Notre Seigneur leur dit aussi qu’ils seraient tous scandalisés cette nuit de ce
qu’ils lui verraient souffrir... Ensuite Jésus appela Pierre, Jacques et Jean,
et “se retira avec eux dans un autre endroit où ils ne pouvaient être vus ni
entendus des huit autres apôtres.” Jésus pria et s’offrit de nouveau au Père
pour satisfaire sa justice... Il dit aux trois apôtres: “Mon âme est triste
jusqu’à la mort... (1210) Il fut aussi nécessaire, pour satisfaire l’amour
immense que notre Sauveur avait pour nous, de permettre à cette tristesse
mystérieuse de le plonger dans une mortelle agonie...” Jésus, en effet,
devait confirmer la foi de ses trois disciples, “cette foi qui devait leur
faire croire que le Sauveur était aussi un homme véritable et passible. Il fut
convenable qu’ils le vissent de leurs propres yeux, triste et affligé comme un
homme véritable, et qu’avec le témoignage de ces trois apôtres privilégiés par
de telles faveurs, la Sainte Église pût étouffer les erreurs que le démon
prétendrait y semer touchant la réalité de l’humanité de Notre Seigneur
Jésus-Christ..., et enfin, que les autres fidèles trouvassent dans cet exemple
un grand motif de consolation lorsqu’ils seraient dans les afflictions et dans
la tristesse.” (1211)
Jésus s’éloigna ensuite des
trois en leur recommandant de “veiller et de prier”. Puis se prosternant
le visage contre terre, il pria le Père: “Mon Père, s’il est possible, que ce
calice soit détourné de moi.” (1212) La raison de cette prière est donnée:
l’amertume de ce calice venait de ce que Notre Seigneur savait que ses
souffrances et sa mort seraient “non seulement inutiles aux réprouvés, mais
qu’elles leur seraient une occasion de scandale et leur attireraient un
châtiment plus terrible, à cause de l’abus et du mépris qu’ils en feraient... Et
Jésus suppliait que, sa mort étant inévitable, personne, s’il était possible, ne
se perdît, puisque la rédemption qu’il offrait était surabondante pour tous les
hommes.” (1214)
Par trois fois
Jésus refit cette prière; et sachant que sa passion ne serait pas mise à profit
par tous, “il sua de grosses gouttes de
sang en si grande abondance qu’elles découlaient jusqu’à terre... Le Père
Éternel lui envoya l’archange Saint Michel afin qu’il le fortifiât... Saint
Michel dit au Sauveur... qu’il n’était pas possible que ceux qui ne voudraient
pas se sauver fussent sauvés; mais qu’au gré divin le nombre des prédestinés
était inestimable, quoiqu’il fût moindre que celui des réprouvés..."

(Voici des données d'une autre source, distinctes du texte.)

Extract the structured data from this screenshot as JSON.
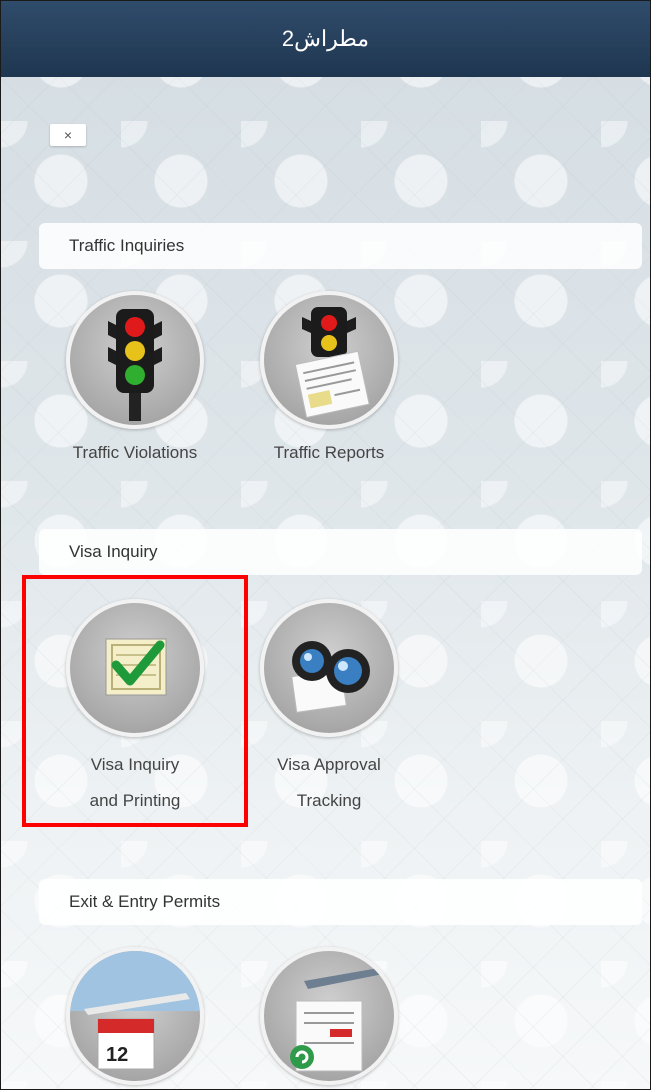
{
  "header": {
    "title": "مطراش2"
  },
  "close_button": {
    "label": "×"
  },
  "sections": [
    {
      "title": "Traffic Inquiries",
      "tiles": [
        {
          "label": "Traffic Violations",
          "icon": "traffic-light-icon"
        },
        {
          "label": "Traffic Reports",
          "icon": "traffic-report-icon"
        }
      ]
    },
    {
      "title": "Visa Inquiry",
      "tiles": [
        {
          "label_line1": "Visa Inquiry",
          "label_line2": "and Printing",
          "icon": "visa-checkmark-document-icon"
        },
        {
          "label_line1": "Visa Approval",
          "label_line2": "Tracking",
          "icon": "binoculars-icon"
        }
      ]
    },
    {
      "title": "Exit & Entry Permits",
      "tiles": [
        {
          "icon": "airplane-calendar-icon",
          "calendar_day": "12"
        },
        {
          "icon": "airplane-document-icon"
        }
      ]
    }
  ],
  "colors": {
    "header_bg": "#1f3650",
    "highlight": "#ff0000"
  }
}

Quand on lit ces phrases, et
quelle que soit la crédibilité qu'on veuille bien leur donner, il est impossible
de ne pas penser au terrible "J'ai soif!" de Jésus peu de temps avant de
mourir. En effet, Jésus était venu pour sauver toutes les âmes, il mourait pour
accomplir la Rédemption totale de tout le genre humain. Or Jésus savait
maintenant que de nombreuses âmes refuseraient son amour et le salut qu'il leur
proposait. Jésus savait que des âmes qu'il aimait s'en iraient volontairement à
la damnation. La souffrance morale endurée par Jésus dut être particulièrement
atroce, et on comprend la sueur de sang… Mais heureusement, il y avait les
sauvés qui faisaient qque sa mort n'était pas inutile.
"Parmi les sauvés se
trouvait au premier rang sa sainte Mère..., les patriarches, les prophètes, les
apôtres, les martyrs, les vierges et les confesseurs... L’ange lui nomma
plusieurs de ceux-ci après les apôtres, entre autres les fondateurs des ordres
religieux, dont il lui marqua les qualités particulières.” (1216)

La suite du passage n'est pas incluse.